--- ----
Ketika uang ayah habis, sedangkan stok beras sudah menipis.
Saya pribadi merasakan, denyut nadi berdetak lebih kencang. Tak sabar menanti, keajaiban apa yang akan tiba. Toh, sebagai ayah saya tak henti berusaha. Tak berputus melangitkan doa, apapun asal halal dilakukan.
Selama penggunaan uang ayah, benar-benar untuk belanja menafkahi keluarga. Maka saya sangat yakin, Sang Khaliq tidak akan membiarkan hamba yang gelisah. Entah rejeki istri, entah rejeki anak, entah rejeki suami, mana saja yang lebih dulu datang.
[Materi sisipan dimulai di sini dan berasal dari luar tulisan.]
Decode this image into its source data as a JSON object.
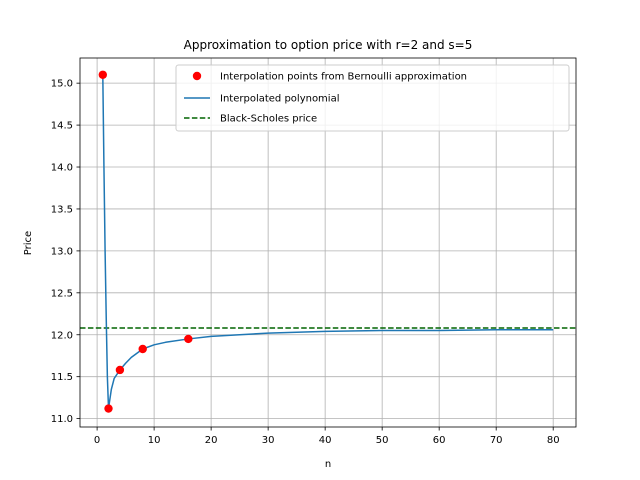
{
  "chart_data": {
    "type": "line",
    "title": "Approximation to option price with r=2 and s=5",
    "xlabel": "n",
    "ylabel": "Price",
    "xlim": [
      -3.0,
      84.0
    ],
    "ylim": [
      10.9,
      15.3
    ],
    "xticks": [
      0,
      10,
      20,
      30,
      40,
      50,
      60,
      70,
      80
    ],
    "yticks": [
      11.0,
      11.5,
      12.0,
      12.5,
      13.0,
      13.5,
      14.0,
      14.5,
      15.0
    ],
    "xtick_labels": [
      "0",
      "10",
      "20",
      "30",
      "40",
      "50",
      "60",
      "70",
      "80"
    ],
    "ytick_labels": [
      "11.0",
      "11.5",
      "12.0",
      "12.5",
      "13.0",
      "13.5",
      "14.0",
      "14.5",
      "15.0"
    ],
    "grid": true,
    "legend_placement": "top-right",
    "series": [
      {
        "name": "Interpolation points from Bernoulli approximation",
        "kind": "scatter",
        "color": "#ff0000",
        "x": [
          1,
          2,
          4,
          8,
          16
        ],
        "y": [
          15.1,
          11.12,
          11.58,
          11.83,
          11.95
        ]
      },
      {
        "name": "Interpolated polynomial",
        "kind": "line",
        "color": "#1f77b4",
        "x": [
          1,
          1.2,
          1.4,
          1.6,
          1.8,
          2,
          2.5,
          3,
          4,
          5,
          6,
          8,
          10,
          12,
          16,
          20,
          25,
          30,
          40,
          50,
          60,
          70,
          80
        ],
        "y": [
          15.1,
          14.0,
          13.0,
          12.2,
          11.5,
          11.12,
          11.35,
          11.48,
          11.58,
          11.66,
          11.73,
          11.83,
          11.88,
          11.91,
          11.95,
          11.98,
          12.0,
          12.02,
          12.04,
          12.05,
          12.05,
          12.06,
          12.06
        ]
      },
      {
        "name": "Black-Scholes price",
        "kind": "hline",
        "color": "#006400",
        "y": 12.08
      }
    ]
  }
}
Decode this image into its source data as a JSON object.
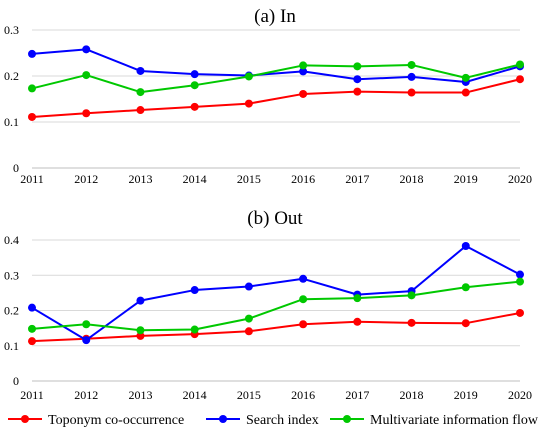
{
  "chart_data": [
    {
      "type": "line",
      "title": "(a) In",
      "categories": [
        "2011",
        "2012",
        "2013",
        "2014",
        "2015",
        "2016",
        "2017",
        "2018",
        "2019",
        "2020"
      ],
      "ylim": [
        0,
        0.3
      ],
      "yticks": [
        "0",
        "0.1",
        "0.2",
        "0.3"
      ],
      "series": [
        {
          "name": "Toponym co-occurrence",
          "color": "#ff0000",
          "values": [
            0.111,
            0.119,
            0.126,
            0.133,
            0.14,
            0.161,
            0.166,
            0.164,
            0.164,
            0.193
          ]
        },
        {
          "name": "Search index",
          "color": "#0000ff",
          "values": [
            0.248,
            0.258,
            0.211,
            0.204,
            0.201,
            0.21,
            0.193,
            0.198,
            0.187,
            0.221
          ]
        },
        {
          "name": "Multivariate information flow",
          "color": "#00c800",
          "values": [
            0.173,
            0.202,
            0.165,
            0.18,
            0.199,
            0.223,
            0.221,
            0.224,
            0.196,
            0.225
          ]
        }
      ]
    },
    {
      "type": "line",
      "title": "(b) Out",
      "categories": [
        "2011",
        "2012",
        "2013",
        "2014",
        "2015",
        "2016",
        "2017",
        "2018",
        "2019",
        "2020"
      ],
      "ylim": [
        0,
        0.4
      ],
      "yticks": [
        "0",
        "0.1",
        "0.2",
        "0.3",
        "0.4"
      ],
      "series": [
        {
          "name": "Toponym co-occurrence",
          "color": "#ff0000",
          "values": [
            0.113,
            0.12,
            0.128,
            0.133,
            0.141,
            0.161,
            0.168,
            0.165,
            0.164,
            0.193
          ]
        },
        {
          "name": "Search index",
          "color": "#0000ff",
          "values": [
            0.208,
            0.116,
            0.228,
            0.258,
            0.268,
            0.29,
            0.245,
            0.255,
            0.383,
            0.302
          ]
        },
        {
          "name": "Multivariate information flow",
          "color": "#00c800",
          "values": [
            0.148,
            0.161,
            0.144,
            0.146,
            0.177,
            0.232,
            0.235,
            0.243,
            0.266,
            0.282
          ]
        }
      ]
    }
  ],
  "legend": {
    "items": [
      {
        "label": "Toponym co-occurrence",
        "color": "#ff0000"
      },
      {
        "label": "Search index",
        "color": "#0000ff"
      },
      {
        "label": "Multivariate information flow",
        "color": "#00c800"
      }
    ]
  }
}
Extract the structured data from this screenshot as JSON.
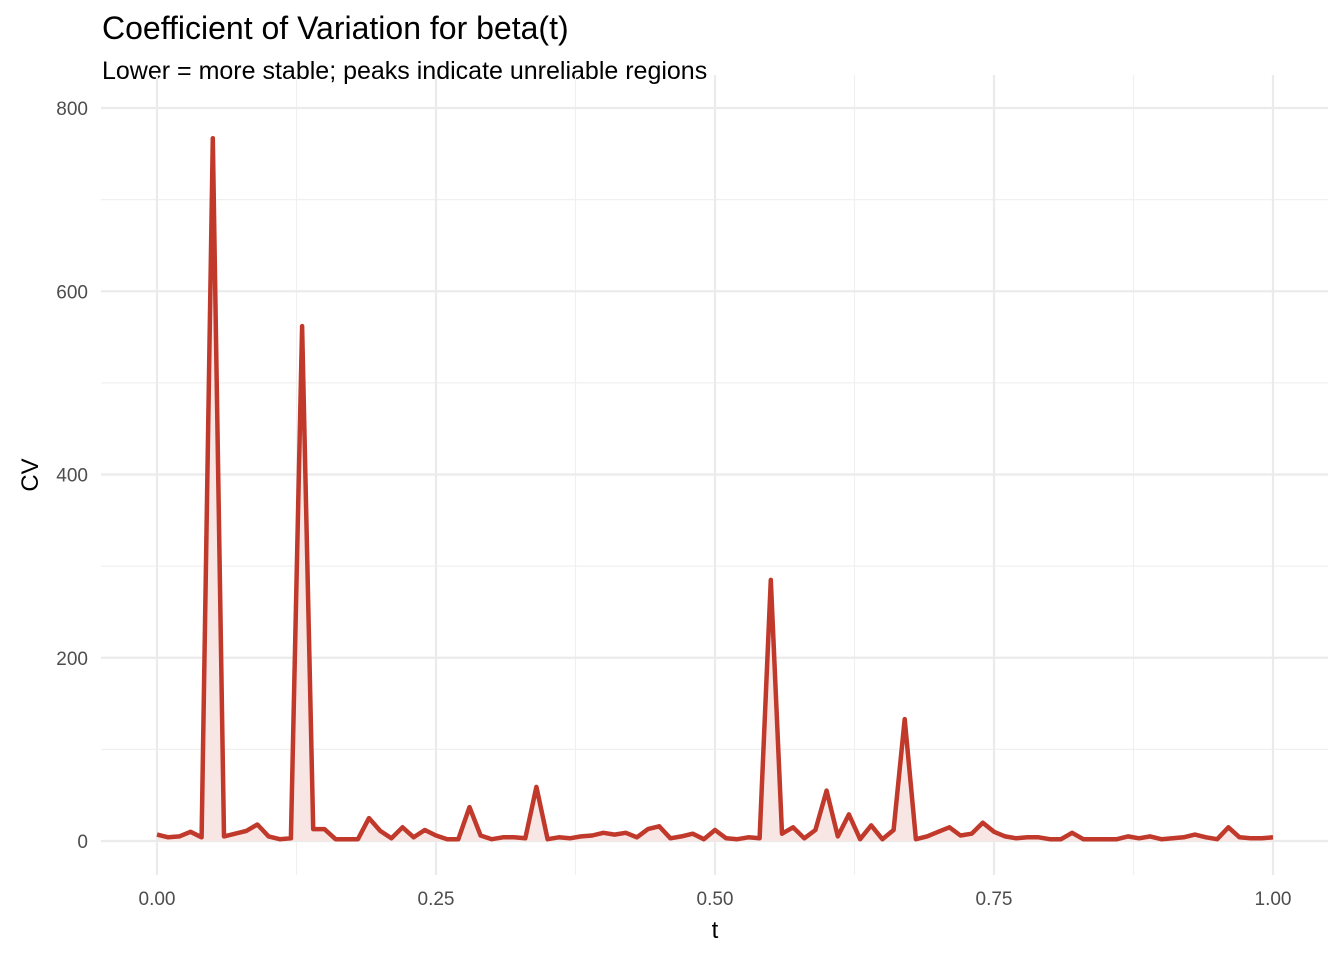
{
  "chart_data": {
    "type": "line",
    "title": "Coefficient of Variation for beta(t)",
    "subtitle": "Lower = more stable; peaks indicate unreliable regions",
    "xlabel": "t",
    "ylabel": "CV",
    "xlim": [
      0,
      1
    ],
    "ylim": [
      0,
      800
    ],
    "x_ticks": [
      0,
      0.25,
      0.5,
      0.75,
      1
    ],
    "x_tick_labels": [
      "0.00",
      "0.25",
      "0.50",
      "0.75",
      "1.00"
    ],
    "y_ticks": [
      0,
      200,
      400,
      600,
      800
    ],
    "y_tick_labels": [
      "0",
      "200",
      "400",
      "600",
      "800"
    ],
    "grid": true,
    "line_color": "#C0392B",
    "fill_color": "#F8E6E5",
    "x_start": 0,
    "x_step": 0.01,
    "values": [
      7,
      4,
      5,
      10,
      4,
      767,
      5,
      8,
      11,
      18,
      5,
      2,
      3,
      562,
      13,
      13,
      2,
      2,
      2,
      25,
      11,
      3,
      15,
      4,
      12,
      6,
      2,
      2,
      37,
      6,
      2,
      4,
      4,
      3,
      59,
      2,
      4,
      3,
      5,
      6,
      9,
      7,
      9,
      4,
      13,
      16,
      3,
      5,
      8,
      2,
      12,
      3,
      2,
      4,
      3,
      285,
      8,
      15,
      3,
      12,
      55,
      5,
      29,
      2,
      17,
      2,
      12,
      133,
      2,
      5,
      10,
      15,
      6,
      8,
      20,
      10,
      5,
      3,
      4,
      4,
      2,
      2,
      9,
      2,
      2,
      2,
      2,
      5,
      3,
      5,
      2,
      3,
      4,
      7,
      4,
      2,
      15,
      4,
      3,
      3,
      4
    ]
  }
}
Yang penting masalah beras, bisa segera teratasi.
Kompasianer's dengan usia pernikahan belasan tahun bahkan lebih, pasti telah banyak liku-liku dialami. Aneka peritiwa yang membukakan pencerahan, benar adanya bahwa istri dan anak membawa rejekinya sendiri-sendiri.
Rumah yang ditinggali, kendaraan dinaiki, makanan tersaji saban hari, kebersamaan, ketenangan, kebahagiaan dirasakan. Pasti terdapat catatan rejeki, dari setiap anggota keluarga.
Ayah yang notabene kepala keluarga, jangan merasa memiliki semua, hanya karena bekerja menjemput nafkah. Jadilah ayah pengayom, melindungi dan menyayangi anak dan istri. Dari tetes keringat mengembun di pori-pori ayah, terkandung bagian rejeki anak dan istri.
Ketika uang ayah habis, sedangkan stok beras menipis. Teruslah berusaha, buktikan kalian ayah hebat, yang memperjuangkan istri dan anak-anak. Semoga bermanfaat.